Heat Resistant Plants for Your Garden

By Jean Starr


It’s wilting season—the time of year when days are long and temperatures are high. You can stay home and water those shrinking violets, or choose some seriously stand-up plants. This is where knowing a plant’s origin comes in handy. It stands to reason Iceland poppies won’t stay as perky as New Zealand flax in the midst of a heat wave.

Even heat lovers are vulnerable to hot, sunny days

You can’t go wrong with the typical annuals you’ll find at your local garden center. But even heat-lovers like Salvia, Lantana and Petunia will sulk in the hot sun until they settle in. Plants that are perky in the pots they came in will become sulky when replanted in the ground or in a container if the temperatures soar along with the sun.

The one-two punch of the sun-temp combo can do a number on unsuspecting plants. When days are cool and moist, even shade-lovers will tolerate some sun. And here’s where it takes me by surprise. Every year, the potted cane Begonia that was enjoying a few hours of early summer sun suffers serious sunburn, its topmost leaves shriveling up and turning black everywhere the sun touches them.

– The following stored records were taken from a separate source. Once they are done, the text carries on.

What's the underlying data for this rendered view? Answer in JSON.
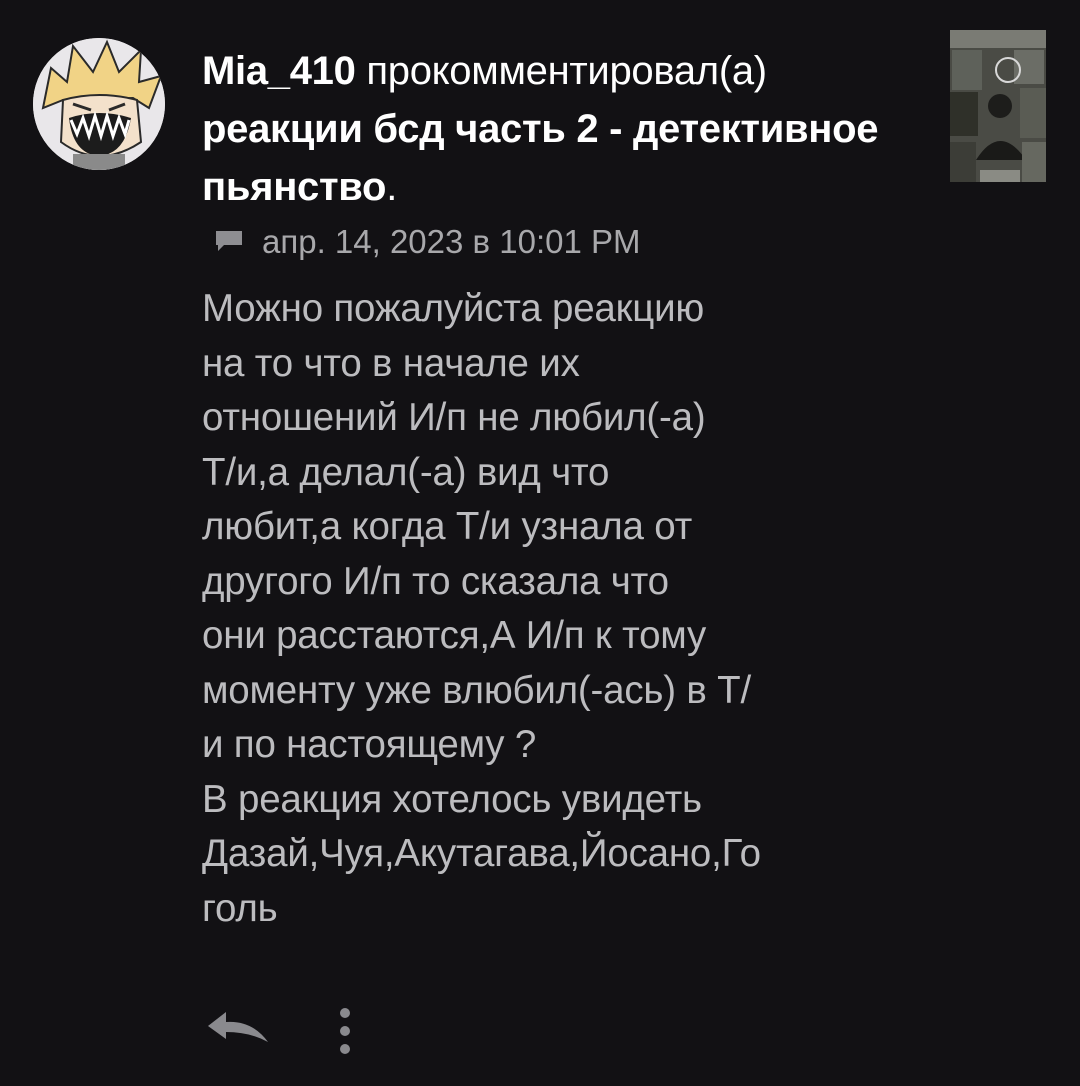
{
  "notification": {
    "username": "Mia_410",
    "action": "прокомментировал(а)",
    "post_title": "реакции бсд часть 2 - детективное пьянство",
    "post_title_suffix": "."
  },
  "meta": {
    "icon": "comment-icon",
    "timestamp": "апр. 14, 2023 в 10:01 PM"
  },
  "comment": {
    "text": "Можно пожалуйста реакцию\nна то что в начале их\nотношений И/п не любил(-а)\nТ/и,а делал(-а) вид что\nлюбит,а когда Т/и узнала от\nдругого И/п то сказала что\nони расстаются,А И/п к тому\nмоменту уже влюбил(-ась) в Т/\nи по настоящему ?\nВ реакция хотелось увидеть\nДазай,Чуя,Акутагава,Йосано,Го\nголь"
  },
  "actions": {
    "reply_icon": "reply-arrow-icon",
    "more_icon": "more-vertical-icon"
  },
  "colors": {
    "background": "#121114",
    "title_text": "#ffffff",
    "body_text": "#bcbcbf",
    "meta_text": "#a8a8ab"
  }
}
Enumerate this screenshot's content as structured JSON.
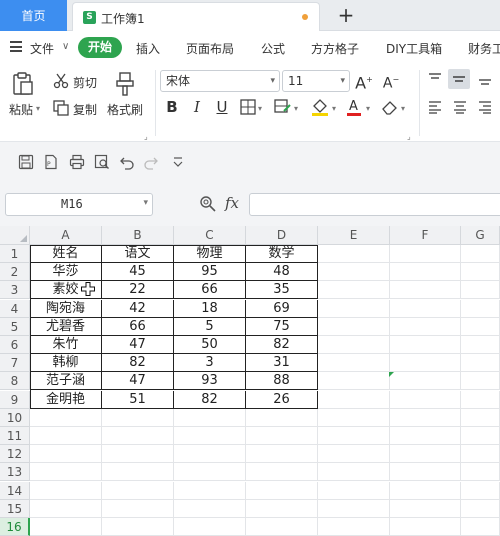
{
  "tabs": {
    "home_label": "首页",
    "doc_label": "工作簿1",
    "doc_icon_letter": "S",
    "add_icon": "plus-icon"
  },
  "menu": {
    "file_label": "文件",
    "items": [
      "开始",
      "插入",
      "页面布局",
      "公式",
      "方方格子",
      "DIY工具箱",
      "财务工"
    ]
  },
  "ribbon": {
    "paste_label": "粘贴",
    "cut_label": "剪切",
    "copy_label": "复制",
    "format_painter_label": "格式刷",
    "font_name": "宋体",
    "font_size": "11"
  },
  "formula_bar": {
    "cell_ref": "M16",
    "fx_label": "fx",
    "formula": ""
  },
  "sheet": {
    "columns": [
      "A",
      "B",
      "C",
      "D",
      "E",
      "F",
      "G"
    ],
    "rows": [
      "1",
      "2",
      "3",
      "4",
      "5",
      "6",
      "7",
      "8",
      "9",
      "10",
      "11",
      "12",
      "13",
      "14",
      "15",
      "16"
    ],
    "active_row": "16",
    "data": [
      [
        "姓名",
        "语文",
        "物理",
        "数学"
      ],
      [
        "华莎",
        "45",
        "95",
        "48"
      ],
      [
        "素姣",
        "22",
        "66",
        "35"
      ],
      [
        "陶宛海",
        "42",
        "18",
        "69"
      ],
      [
        "尤碧香",
        "66",
        "5",
        "75"
      ],
      [
        "朱竹",
        "47",
        "50",
        "82"
      ],
      [
        "韩柳",
        "82",
        "3",
        "31"
      ],
      [
        "范子涵",
        "47",
        "93",
        "88"
      ],
      [
        "金明艳",
        "51",
        "82",
        "26"
      ]
    ]
  },
  "colors": {
    "accent_blue": "#3d8ef0",
    "accent_green": "#2ea44f",
    "modified_dot": "#f0a03a"
  }
}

A decorative sage (Salvia splendens ‘Van Houttei’) that prefers shade went into a long-term wilt where it was planted, recovering only slightly as the days cooled off. Luckily, the heatwave only lasted two days. As soon as temps dipped back into the mid-80s, I dug it up and planted it in a more suitable spot. I had been overly optimistic about it being versatile enough to enjoy several hours of direct sun (it isn’t).

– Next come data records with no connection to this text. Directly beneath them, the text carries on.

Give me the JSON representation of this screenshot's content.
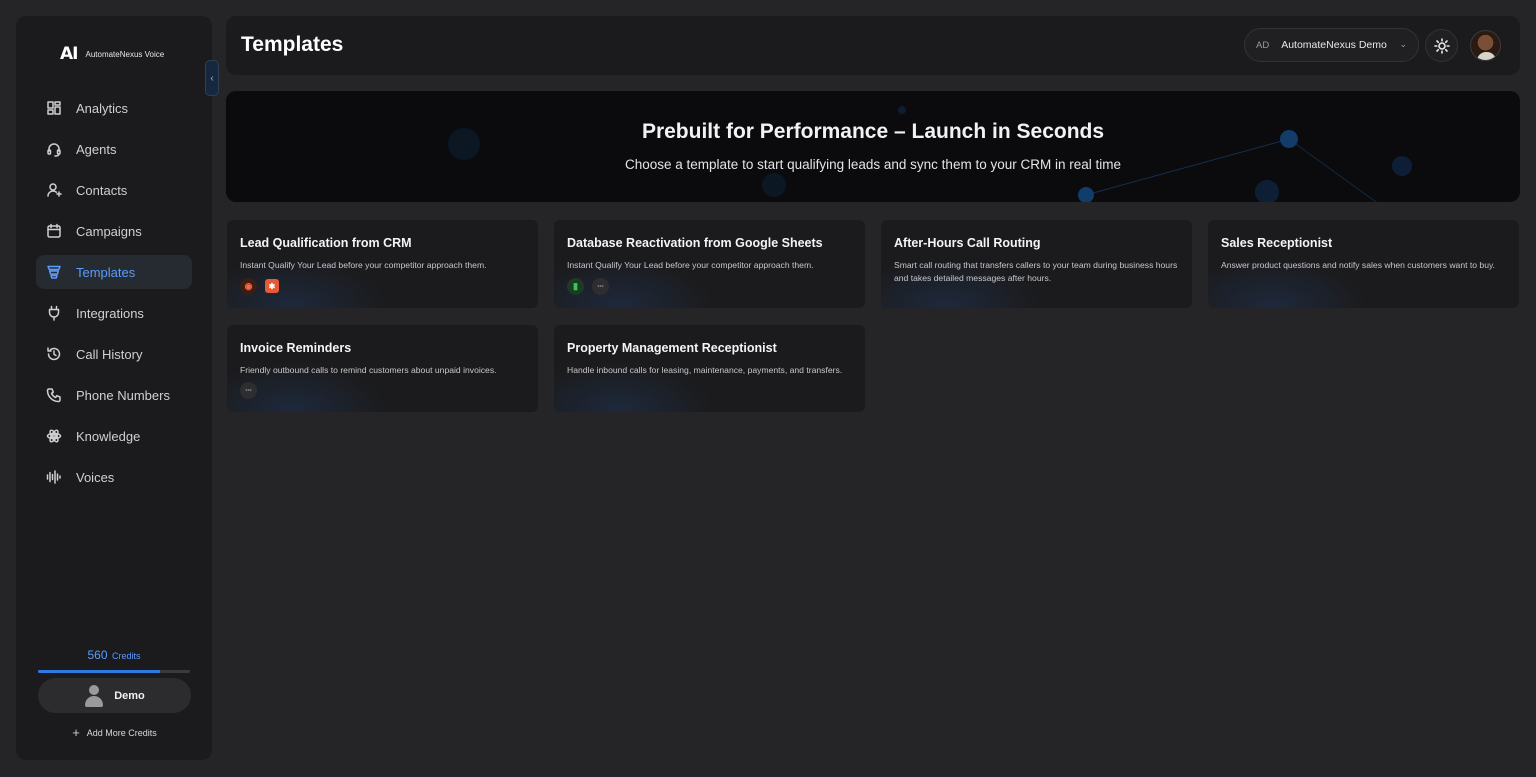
{
  "brand": {
    "mark": "AI",
    "name": "AutomateNexus Voice"
  },
  "sidebar": {
    "items": [
      {
        "label": "Analytics",
        "icon": "grid-icon"
      },
      {
        "label": "Agents",
        "icon": "headset-icon"
      },
      {
        "label": "Contacts",
        "icon": "user-icon"
      },
      {
        "label": "Campaigns",
        "icon": "calendar-icon"
      },
      {
        "label": "Templates",
        "icon": "templates-icon",
        "active": true
      },
      {
        "label": "Integrations",
        "icon": "plug-icon"
      },
      {
        "label": "Call History",
        "icon": "history-icon"
      },
      {
        "label": "Phone Numbers",
        "icon": "phone-icon"
      },
      {
        "label": "Knowledge",
        "icon": "atom-icon"
      },
      {
        "label": "Voices",
        "icon": "waveform-icon"
      }
    ],
    "credits_value": "560",
    "credits_unit": "Credits",
    "credits_progress": 0.8,
    "user_name": "Demo",
    "add_credits_label": "Add More Credits"
  },
  "header": {
    "title": "Templates",
    "org_initials": "AD",
    "org_name": "AutomateNexus Demo"
  },
  "hero": {
    "title": "Prebuilt for Performance – Launch in Seconds",
    "subtitle": "Choose a template to start qualifying leads and sync them to your CRM in real time"
  },
  "templates": [
    {
      "title": "Lead Qualification from CRM",
      "description": "Instant Qualify Your Lead before your competitor approach them.",
      "icons": [
        "crm-icon",
        "hubspot-icon"
      ]
    },
    {
      "title": "Database Reactivation from Google Sheets",
      "description": "Instant Qualify Your Lead before your competitor approach them.",
      "icons": [
        "google-sheets-icon",
        "integration-logo-icon"
      ]
    },
    {
      "title": "After-Hours Call Routing",
      "description": "Smart call routing that transfers callers to your team during business hours and takes detailed messages after hours.",
      "icons": []
    },
    {
      "title": "Sales Receptionist",
      "description": "Answer product questions and notify sales when customers want to buy.",
      "icons": []
    },
    {
      "title": "Invoice Reminders",
      "description": "Friendly outbound calls to remind customers about unpaid invoices.",
      "icons": [
        "integration-logo-icon"
      ]
    },
    {
      "title": "Property Management Receptionist",
      "description": "Handle inbound calls for leasing, maintenance, payments, and transfers.",
      "icons": []
    }
  ],
  "colors": {
    "accent": "#5a9cff",
    "background": "#252527",
    "panel": "#1b1b1d"
  }
}
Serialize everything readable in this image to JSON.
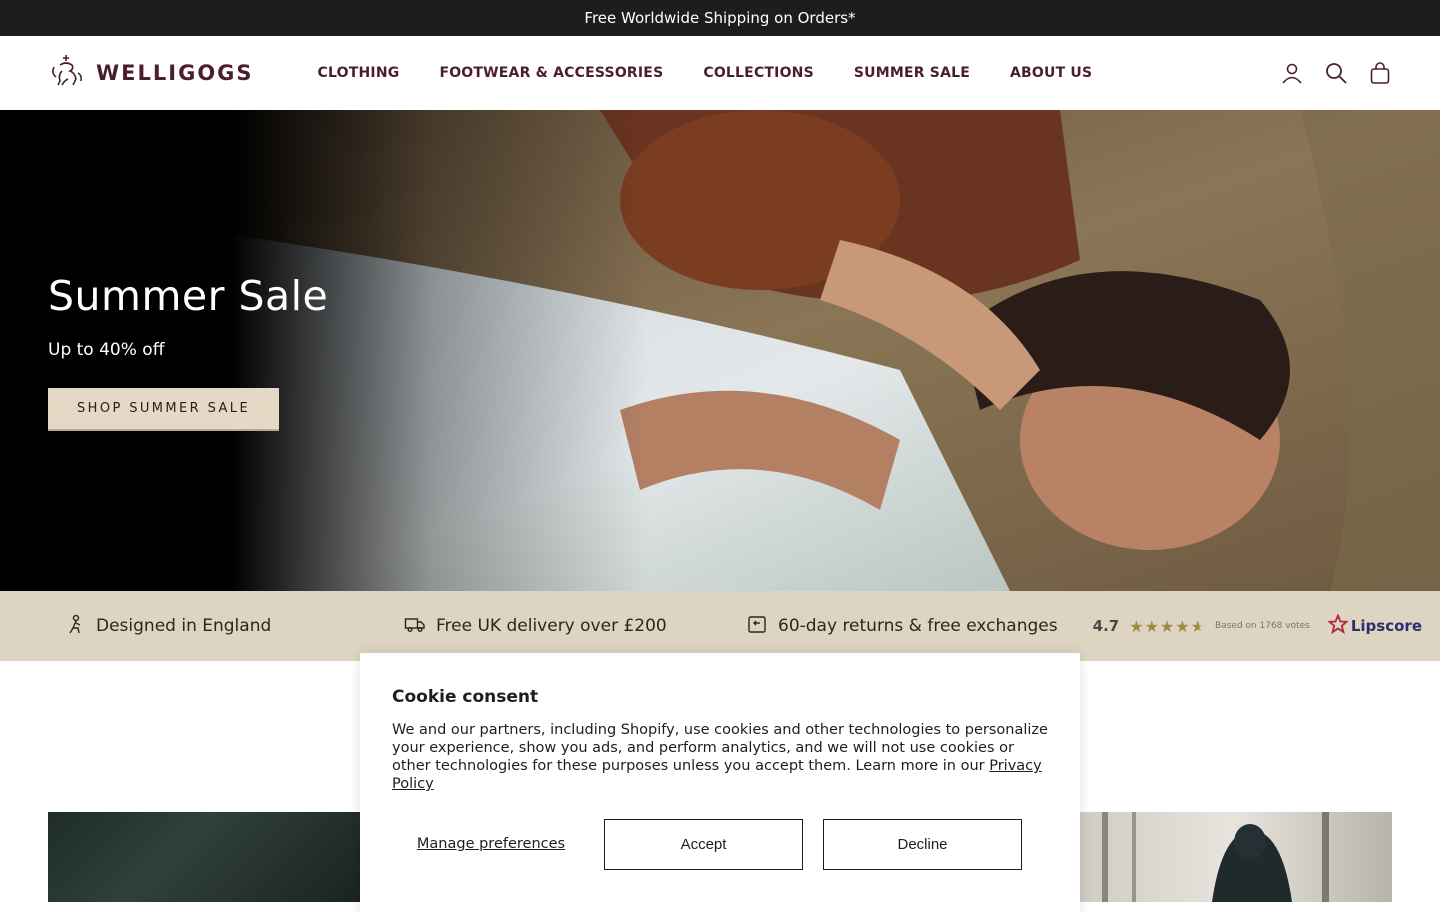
{
  "announcement": "Free Worldwide Shipping on Orders*",
  "brand": {
    "name": "WELLIGOGS"
  },
  "nav": [
    "CLOTHING",
    "FOOTWEAR & ACCESSORIES",
    "COLLECTIONS",
    "SUMMER SALE",
    "ABOUT US"
  ],
  "header_icons": [
    "account-icon",
    "search-icon",
    "bag-icon"
  ],
  "hero": {
    "title": "Summer Sale",
    "subtitle": "Up to 40% off",
    "cta": "SHOP SUMMER SALE"
  },
  "usp": [
    {
      "icon": "figure-icon",
      "label": "Designed in England"
    },
    {
      "icon": "truck-icon",
      "label": "Free UK delivery over £200"
    },
    {
      "icon": "return-icon",
      "label": "60-day returns & free exchanges"
    }
  ],
  "rating": {
    "score": "4.7",
    "stars": 4.7,
    "votes_text": "Based on 1768 votes",
    "provider": "Lipscore"
  },
  "cookie": {
    "title": "Cookie consent",
    "text": "We and our partners, including Shopify, use cookies and other technologies to personalize your experience, show you ads, and perform analytics, and we will not use cookies or other technologies for these purposes unless you accept them. Learn more in our ",
    "link": "Privacy Policy",
    "manage": "Manage preferences",
    "accept": "Accept",
    "decline": "Decline"
  },
  "colors": {
    "brand": "#4a1f2a",
    "announce_bg": "#1d1d1d",
    "usp_bg": "#ded4c2",
    "cta_bg": "#e3d9c5"
  }
}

Plant in the cool of the evening

Whether you’re planting or repotting this time of year, it’s best to do it toward the end of the day. Water new or transplanted plants in well and they’ll have the dark of night for a stress-free rest before the baking sun finds them the next day. Make sure the water soaks into the ground beneath and surrounding the plant.

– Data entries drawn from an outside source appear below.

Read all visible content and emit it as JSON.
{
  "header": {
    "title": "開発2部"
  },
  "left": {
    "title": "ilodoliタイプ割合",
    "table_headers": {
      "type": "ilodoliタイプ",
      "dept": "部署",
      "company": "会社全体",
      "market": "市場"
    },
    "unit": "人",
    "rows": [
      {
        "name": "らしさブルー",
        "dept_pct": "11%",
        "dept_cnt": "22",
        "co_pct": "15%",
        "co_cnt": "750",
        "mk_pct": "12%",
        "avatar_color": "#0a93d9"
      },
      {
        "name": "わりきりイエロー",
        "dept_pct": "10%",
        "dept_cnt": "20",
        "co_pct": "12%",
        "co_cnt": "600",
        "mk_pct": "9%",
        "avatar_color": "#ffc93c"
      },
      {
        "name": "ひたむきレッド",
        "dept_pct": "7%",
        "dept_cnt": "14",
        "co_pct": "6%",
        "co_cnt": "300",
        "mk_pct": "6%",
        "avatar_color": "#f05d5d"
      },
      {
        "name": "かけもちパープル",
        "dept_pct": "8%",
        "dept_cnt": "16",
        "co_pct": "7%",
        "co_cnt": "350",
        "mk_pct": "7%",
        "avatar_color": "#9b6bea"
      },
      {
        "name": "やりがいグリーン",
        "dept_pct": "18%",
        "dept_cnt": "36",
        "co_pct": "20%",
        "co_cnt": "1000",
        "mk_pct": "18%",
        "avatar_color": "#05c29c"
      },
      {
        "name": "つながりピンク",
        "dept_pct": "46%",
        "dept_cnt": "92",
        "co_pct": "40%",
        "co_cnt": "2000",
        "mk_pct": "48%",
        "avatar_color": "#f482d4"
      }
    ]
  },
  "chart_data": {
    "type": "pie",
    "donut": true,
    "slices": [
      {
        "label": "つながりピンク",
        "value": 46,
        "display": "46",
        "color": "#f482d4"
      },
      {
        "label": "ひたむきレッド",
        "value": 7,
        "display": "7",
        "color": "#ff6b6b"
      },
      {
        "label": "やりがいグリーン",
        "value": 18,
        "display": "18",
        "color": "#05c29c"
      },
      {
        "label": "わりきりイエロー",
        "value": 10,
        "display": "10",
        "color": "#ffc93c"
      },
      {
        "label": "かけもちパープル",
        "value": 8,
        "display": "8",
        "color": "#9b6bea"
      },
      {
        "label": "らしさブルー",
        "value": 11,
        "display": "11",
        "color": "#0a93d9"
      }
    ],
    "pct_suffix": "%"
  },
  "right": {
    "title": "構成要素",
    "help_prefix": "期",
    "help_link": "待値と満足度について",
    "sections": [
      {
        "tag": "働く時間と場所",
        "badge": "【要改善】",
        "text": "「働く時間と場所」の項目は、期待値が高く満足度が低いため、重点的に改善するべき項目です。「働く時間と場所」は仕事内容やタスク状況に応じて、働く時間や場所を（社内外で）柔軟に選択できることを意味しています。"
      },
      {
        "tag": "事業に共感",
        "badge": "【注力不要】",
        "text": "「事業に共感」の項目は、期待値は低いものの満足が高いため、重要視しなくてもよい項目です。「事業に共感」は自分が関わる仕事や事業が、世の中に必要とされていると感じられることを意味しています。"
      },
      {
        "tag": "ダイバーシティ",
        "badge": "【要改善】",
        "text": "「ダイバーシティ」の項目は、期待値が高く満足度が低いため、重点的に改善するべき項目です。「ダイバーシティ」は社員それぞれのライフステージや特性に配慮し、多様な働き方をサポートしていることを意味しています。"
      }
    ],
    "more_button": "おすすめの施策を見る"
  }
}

The second best time to plant in the heat of summer is early morning. But for that choice, find something to shade the area afterward, especially if it’s a hot, sunny day. Anything from an old umbrella to a small patio table will give some shelter to small areas. If you’re planting a large area in the blazing sun, just make sure they’re watered in well and mulched to slow evaporation of the soil surface.